The development assumes significance in the wake of reports of captive power plants in various sectors including steel and aluminium facing fuel shortages.
The non-power sector (NPS) imports around 170 million tonnes (MT) of coal in any given fiscal for blending with domestic coal. But in FY’22 the spiralling international coal prices proved to be a hindrance for importing requisite quantity, giving rise to scarcity of coal at their end.
Coal India’s “despatch to NPS during April-January FY’22 at 101.7 million tonnes was up by 8.2 per cent compared to 94 MTs in corresponding period of a standard pandemic free FY20. For comparable period of even FY19, when CIL recorded the highest ever total coal despatch since its inception, supply to NPS sector grew by 11 percent over 91.5 MTs”, the mahratana firm said.
Growth in supplies to non-power sector customers was at a higher rate than the supplies to the power sector during this period.
In dispatch during the April-January period to NPS segment at 105 MT was higher by a little over 3 MT compared to same period of FY’22. The reasons for increased despatch during the Covid ravaged year were several.
As power sector regulated coal intake for major part of FY’21, due to demand disruption caused by Covid, CIL scaled up supplies to NPS segment. Further, NPS customers also opted to lift higher volumes of coal as CIL’s e-auction sales were capped at notified price for the first half of FY’21.
With more than 37 million tonnes of coal at its pitheads, the PSU aims to further step up supplies to this sector.
“CIL has sufficient buffer stock to increase supply to non-power sector. Coal availability is not a problem, the company said.

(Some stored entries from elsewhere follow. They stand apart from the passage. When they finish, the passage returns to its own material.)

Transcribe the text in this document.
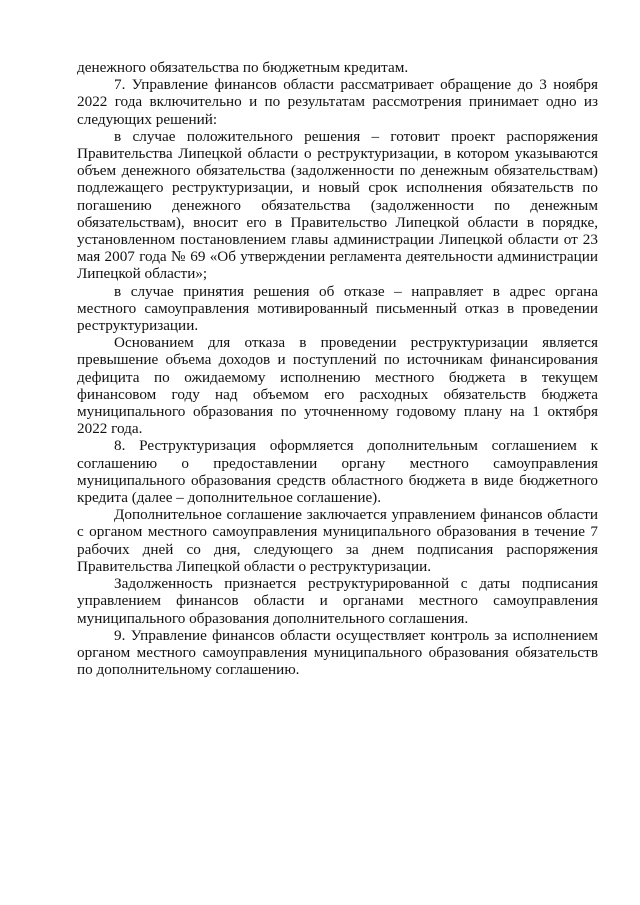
денежного обязательства по бюджетным кредитам.

7. Управление финансов области рассматривает обращение до 3 ноября 2022 года включительно и по результатам рассмотрения принимает одно из следующих решений:

в случае положительного решения – готовит проект распоряжения Правительства Липецкой области о реструктуризации, в котором указываются объем денежного обязательства (задолженности по денежным обязательствам) подлежащего реструктуризации, и новый срок исполнения обязательств по погашению денежного обязательства (задолженности по денежным обязательствам), вносит его в Правительство Липецкой области в порядке, установленном постановлением главы администрации Липецкой области от 23 мая 2007 года № 69 «Об утверждении регламента деятельности администрации Липецкой области»;

в случае принятия решения об отказе – направляет в адрес органа местного самоуправления мотивированный письменный отказ в проведении реструктуризации.

Основанием для отказа в проведении реструктуризации является превышение объема доходов и поступлений по источникам финансирования дефицита по ожидаемому исполнению местного бюджета в текущем финансовом году над объемом его расходных обязательств бюджета муниципального образования по уточненному годовому плану на 1 октября 2022 года.

8. Реструктуризация оформляется дополнительным соглашением к соглашению о предоставлении органу местного самоуправления муниципального образования средств областного бюджета в виде бюджетного кредита (далее – дополнительное соглашение).

Дополнительное соглашение заключается управлением финансов области с органом местного самоуправления муниципального образования в течение 7 рабочих дней со дня, следующего за днем подписания распоряжения Правительства Липецкой области о реструктуризации.

Задолженность признается реструктурированной с даты подписания управлением финансов области и органами местного самоуправления муниципального образования дополнительного соглашения.

9. Управление финансов области осуществляет контроль за исполнением органом местного самоуправления муниципального образования обязательств по дополнительному соглашению.
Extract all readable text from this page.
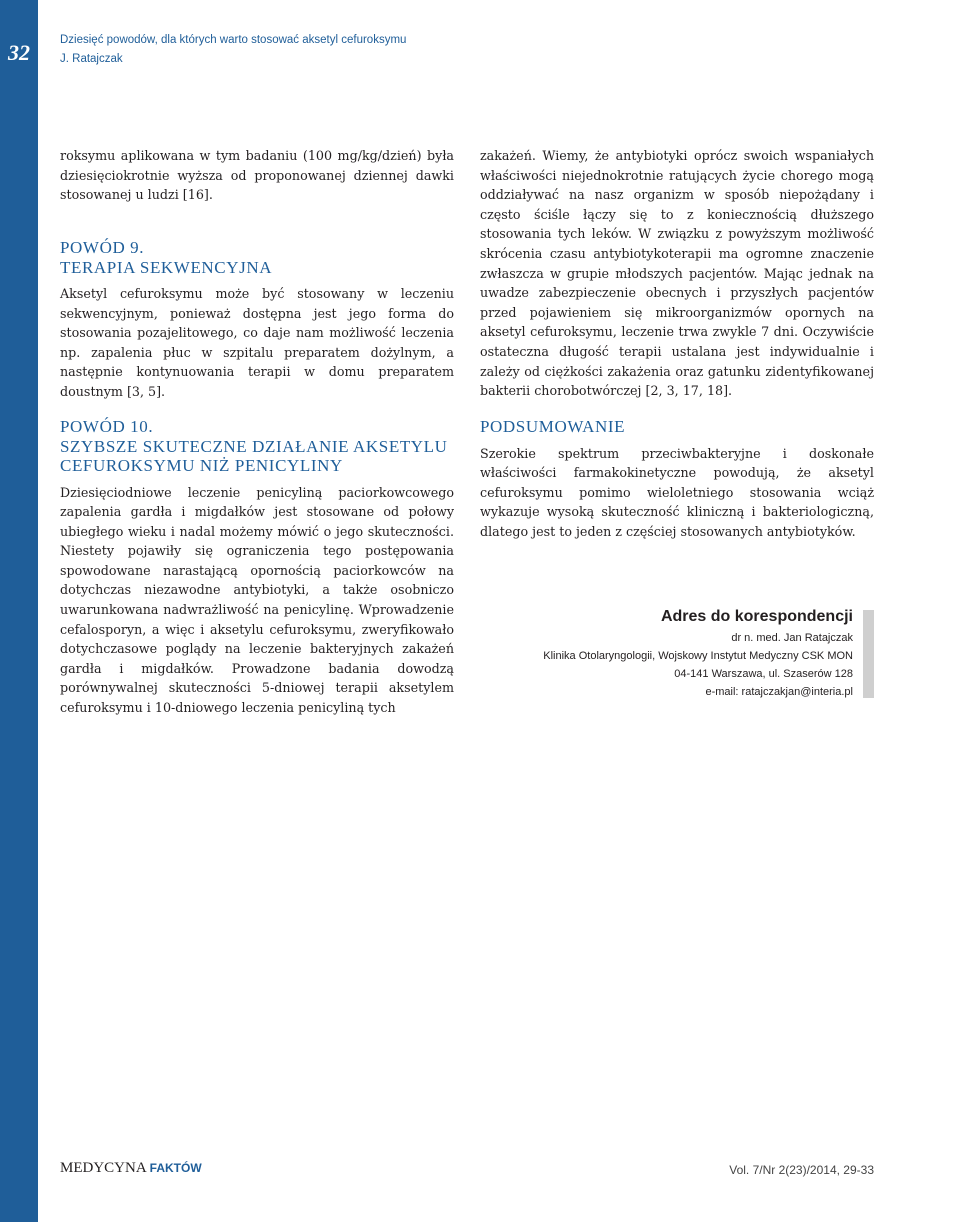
32	Dziesięć powodów, dla których warto stosować aksetyl cefuroksymu
J. Ratajczak

roksymu aplikowana w tym badaniu (100 mg/kg/dzień) była dziesięciokrotnie wyższa od proponowanej dziennej dawki stosowanej u ludzi [16].

POWÓD 9.
TERAPIA SEKWENCYJNA

Aksetyl cefuroksymu może być stosowany w leczeniu sekwencyjnym, ponieważ dostępna jest jego forma do stosowania pozajelitowego, co daje nam możliwość leczenia np. zapalenia płuc w szpitalu preparatem dożylnym, a następnie kontynuowania terapii w domu preparatem doustnym [3, 5].

POWÓD 10.
SZYBSZE SKUTECZNE DZIAŁANIE AKSETYLU CEFUROKSYMU NIŻ PENICYLINY

Dziesięciodniowe leczenie penicyliną paciorkowcowego zapalenia gardła i migdałków jest stosowane od połowy ubiegłego wieku i nadal możemy mówić o jego skuteczności. Niestety pojawiły się ograniczenia tego postępowania spowodowane narastającą opornością paciorkowców na dotychczas niezawodne antybiotyki, a także osobniczo uwarunkowana nadwrażliwość na penicylinę. Wprowadzenie cefalosporyn, a więc i aksetylu cefuroksymu, zweryfikowało dotychczasowe poglądy na leczenie bakteryjnych zakażeń gardła i migdałków. Prowadzone badania dowodzą porównywalnej skuteczności 5-dniowej terapii aksetylem cefuroksymu i 10-dniowego leczenia penicyliną tych

zakażeń. Wiemy, że antybiotyki oprócz swoich wspaniałych właściwości niejednokrotnie ratujących życie chorego mogą oddziaływać na nasz organizm w sposób niepożądany i często ściśle łączy się to z koniecznością dłuższego stosowania tych leków. W związku z powyższym możliwość skrócenia czasu antybiotykoterapii ma ogromne znaczenie zwłaszcza w grupie młodszych pacjentów. Mając jednak na uwadze zabezpieczenie obecnych i przyszłych pacjentów przed pojawieniem się mikroorganizmów opornych na aksetyl cefuroksymu, leczenie trwa zwykle 7 dni. Oczywiście ostateczna długość terapii ustalana jest indywidualnie i zależy od ciężkości zakażenia oraz gatunku zidentyfikowanej bakterii chorobotwórczej [2, 3, 17, 18].

PODSUMOWANIE

Szerokie spektrum przeciwbakteryjne i doskonałe właściwości farmakokinetyczne powodują, że aksetyl cefuroksymu pomimo wieloletniego stosowania wciąż wykazuje wysoką skuteczność kliniczną i bakteriologiczną, dlatego jest to jeden z częściej stosowanych antybiotyków.

Adres do korespondencji
dr n. med. Jan Ratajczak
Klinika Otolaryngologii, Wojskowy Instytut Medyczny CSK MON
04-141 Warszawa, ul. Szaserów 128
e-mail: ratajczakjan@interia.pl
MEDYCYNA FAKTÓW	Vol. 7/Nr 2(23)/2014, 29-33
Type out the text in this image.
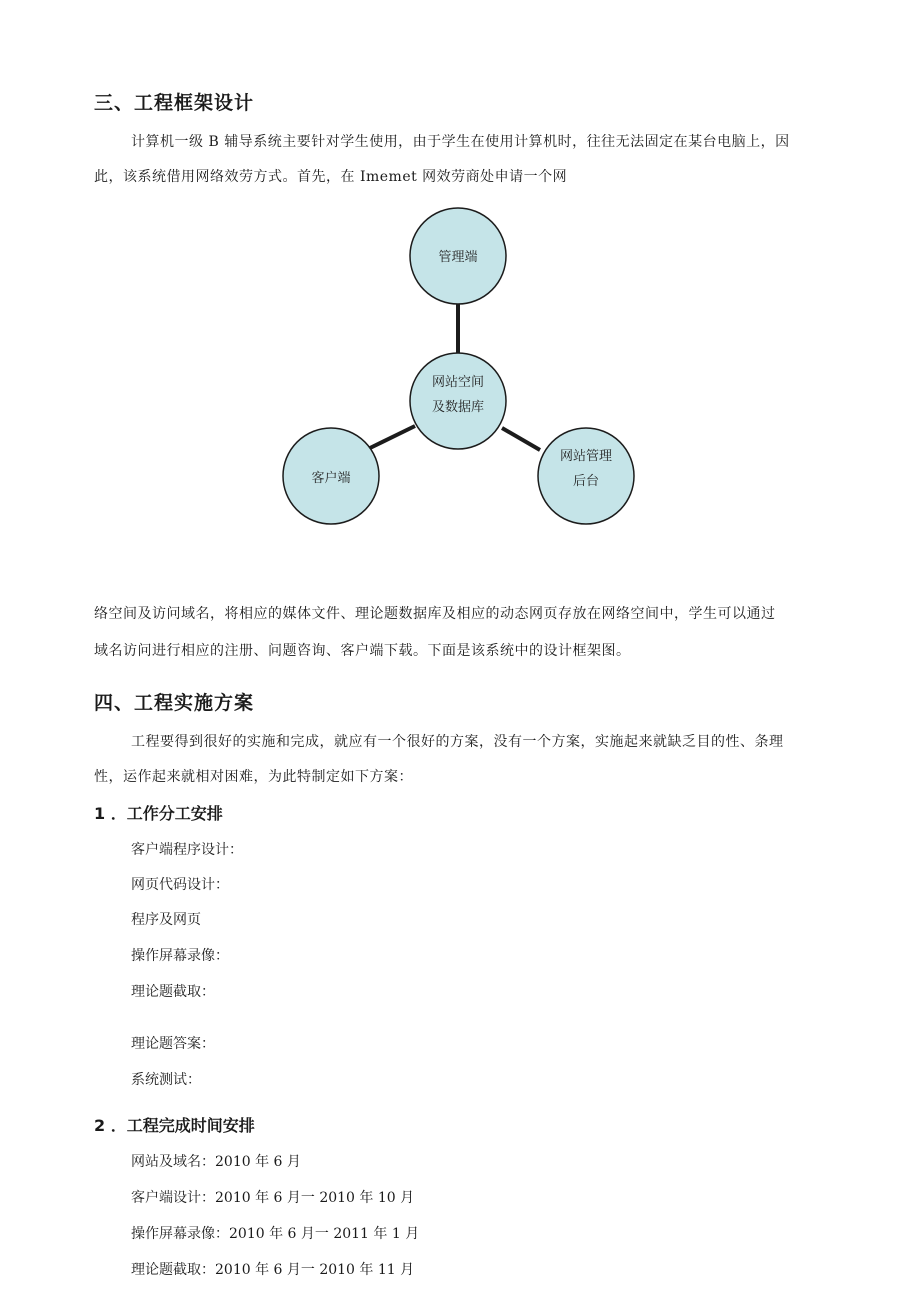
三、工程框架设计

计算机一级 B 辅导系统主要针对学生使用，由于学生在使用计算机时，往往无法固定在某台电脑上，因

此，该系统借用网络效劳方式。首先，在 Imemet 网效劳商处申请一个网

管理端
网站空间
及数据库
客户端
网站管理
后台

络空间及访问域名，将相应的媒体文件、理论题数据库及相应的动态网页存放在网络空间中，学生可以通过

域名访问进行相应的注册、问题咨询、客户端下载。下面是该系统中的设计框架图。

四、工程实施方案

工程要得到很好的实施和完成，就应有一个很好的方案，没有一个方案，实施起来就缺乏目的性、条理

性，运作起来就相对困难，为此特制定如下方案：

1 ．工作分工安排

客户端程序设计：

网页代码设计：

程序及网页

操作屏幕录像：

理论题截取：

理论题答案：

系统测试：

2 ．工程完成时间安排

网站及域名：2010 年 6 月

客户端设计：2010 年 6 月一 2010 年 10 月

操作屏幕录像：2010 年 6 月一 2011 年 1 月

理论题截取：2010 年 6 月一 2010 年 11 月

CIL said FY’22 has witnessed an unprecedented surge in power generation, the growth rate being the highest in a decade, necessitating the need to meet the power sector’s coal demand on a national priority.
Riding on robust economic recovery, total coal-based power generation till January of the fiscal in progress grew by 11.2 per cent on year-on-year comparison. Whereas domestic coal-based generation was up by 17 per cent during this period. Bulk of the coal supply to power sector was met by CIL on priority.
In a sharp contrast, power generation by 14 imported coal-based power plants was down by 48 per cent during April-January 2021-22. Meeting the resultant generation gap fell on domestic coal-based generators requiring enhanced indigenous coal supply. CIL supplied to the tune of around 20 MT of this additional demand. In other words, imports were curtailed to that extent.
Despite prioritisation of coal to the power sector and facing other challenges, CIL at 101.7 MT till January FY’22 supplied 97 per cent of same period last year’s quantity to NPS customers.
Coal India accounts for over 80 per cent of domestic coal production.